A whole new story: The Industrial Revolution

Until the 19th century, the story of carbon in the atmosphere and the Earth's climate was nothing more than the story of geology, biology and evolution. The story changed dramatically after the Industrial Revolution, when modern humans (late Homo sapiens) began mining and burning fossil fuels on a massive scale about 300,000 years ago.

By 1950, the increase in carbon dioxide in the atmosphere through the burning of fossil fuels was confirmed by the carbon isotope characteristics of carbon dioxide molecules (the "Seuss effect", also known as the industrial effect, refers to the imbalance of carbon 14 and carbon 12 in the atmosphere caused by the massive burning of fossil fuels since the industrial era). By the late 1970s, climatologists had observed an acceleration in the overall warming trend. The Intergovernmental Panel on Climate Change (IPCC), a United Nations intergovernmental body founded in 1988 in collaboration with the World Meteorological Organization (WMO) and the United Nations Environment Programme (UNEP), based in Geneva, Switzerland, said in 2012 that the average temperature had risen by 0.9 ° C since 1901. That may not seem like a big change from the last time the ice retreated, when average temperatures rose by 6 ° C in the last 7,000 years, but the rate of change has accelerated by at least 10 times.
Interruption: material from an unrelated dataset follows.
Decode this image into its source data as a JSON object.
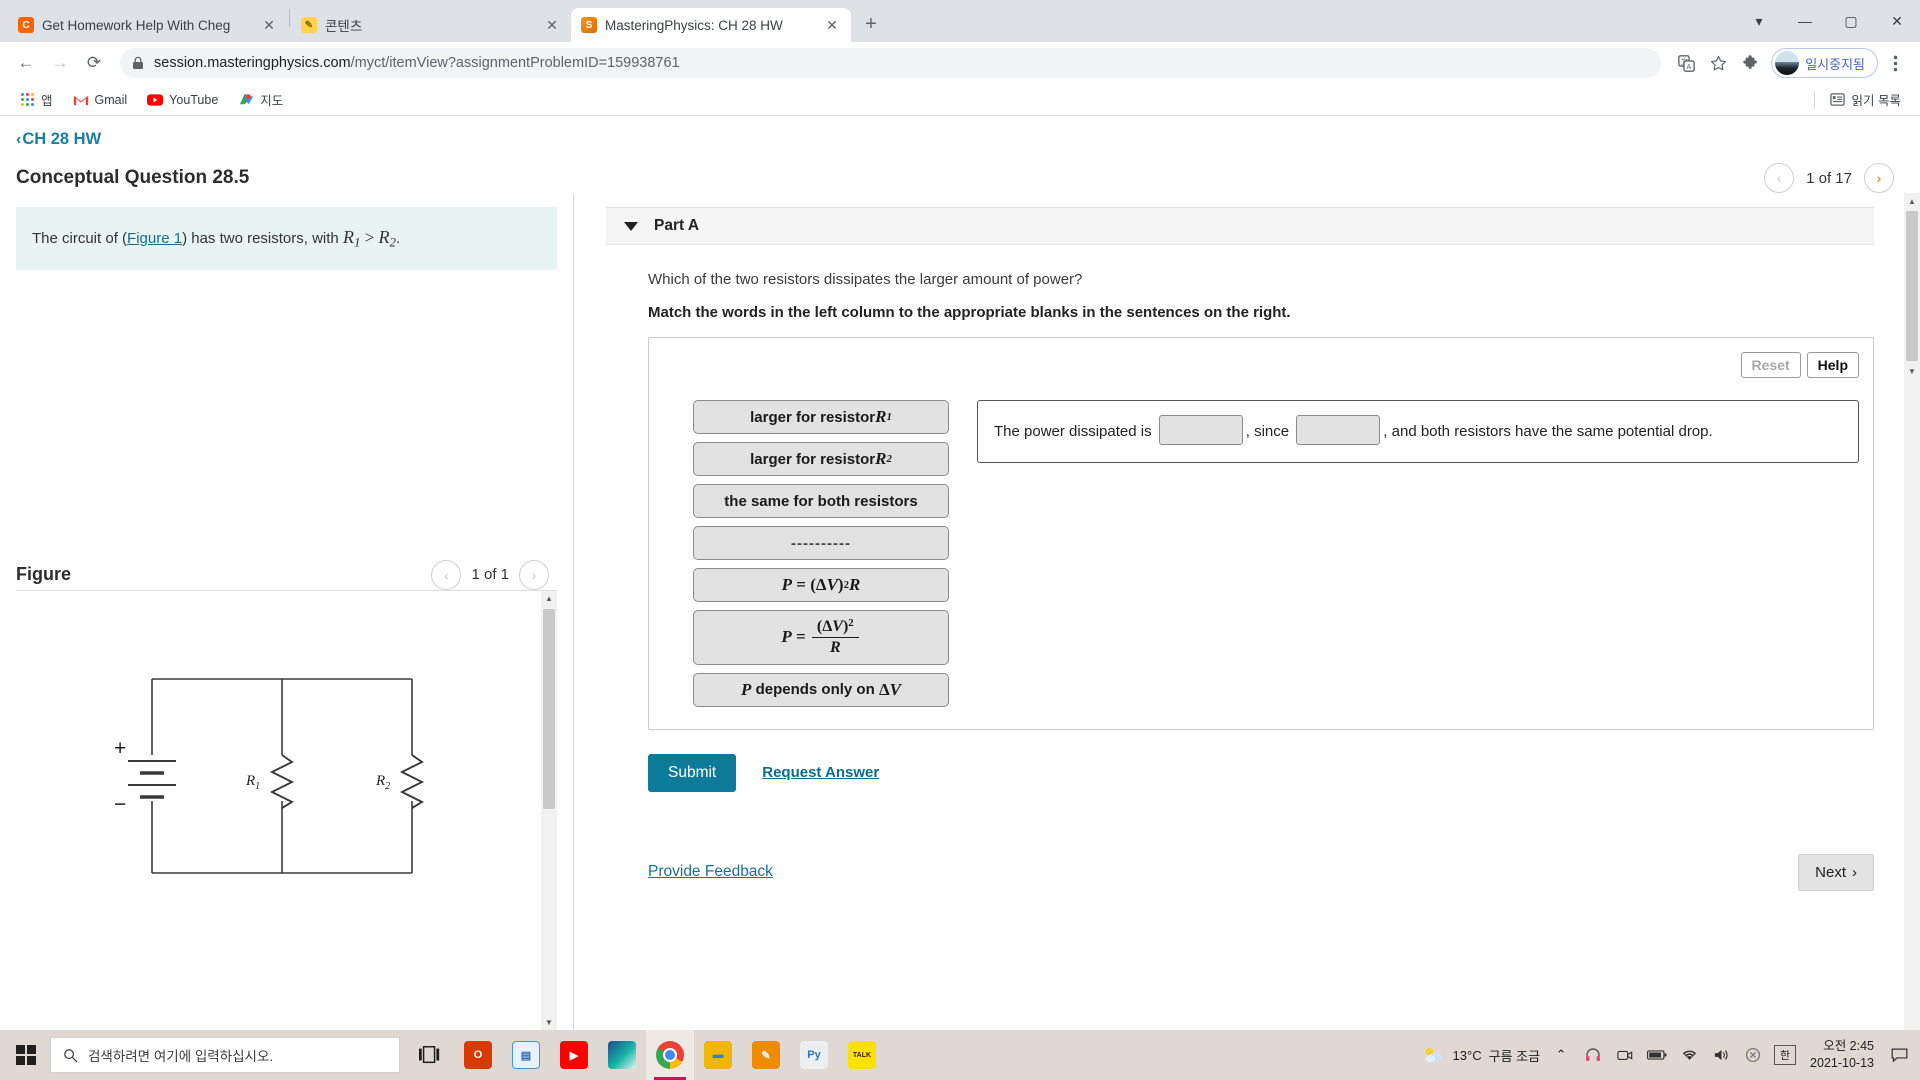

Average temperatures continue to climb, and natural parameters such as solar activity or volcanic activity cannot explain this rapid warming. The reason is that humans are explicitly adding greenhouse gases to the atmosphere, and high-income countries emit the most greenhouse gases per inhabitant.

How will our story end?

Industrial societies have burned about 25 per cent of the Earth's fossil fuels in 160 years, and have suddenly encouraged the release of stored carbon into the atmosphere, disrupting natural fluxes. This new anthropogenic flux adds 28Gt (gross tons) of carbon dioxide per year, 50 times more than volcanoes. Natural geological sequestration cannot balance the increase, and atmospheric carbon dioxide continues to rise.

The consequences are imminent, unprecedented and appalling: extreme weather events, rising sea levels, retreating glaciers, ocean acidification, destruction and extinction of ecosystems. Earth has survived other disasters. Although current warming will exceed the capacity of many species to adapt, life will go on. Not that the planet is in danger, but that the future of human society and the current conservation of ecosystems are in dire straits.

While earth sciences cannot provide solutions to think about all that must change in our behavior and fossil fuel consumption, they can and must contribute to the current rise in knowledge and collective awareness of global warming.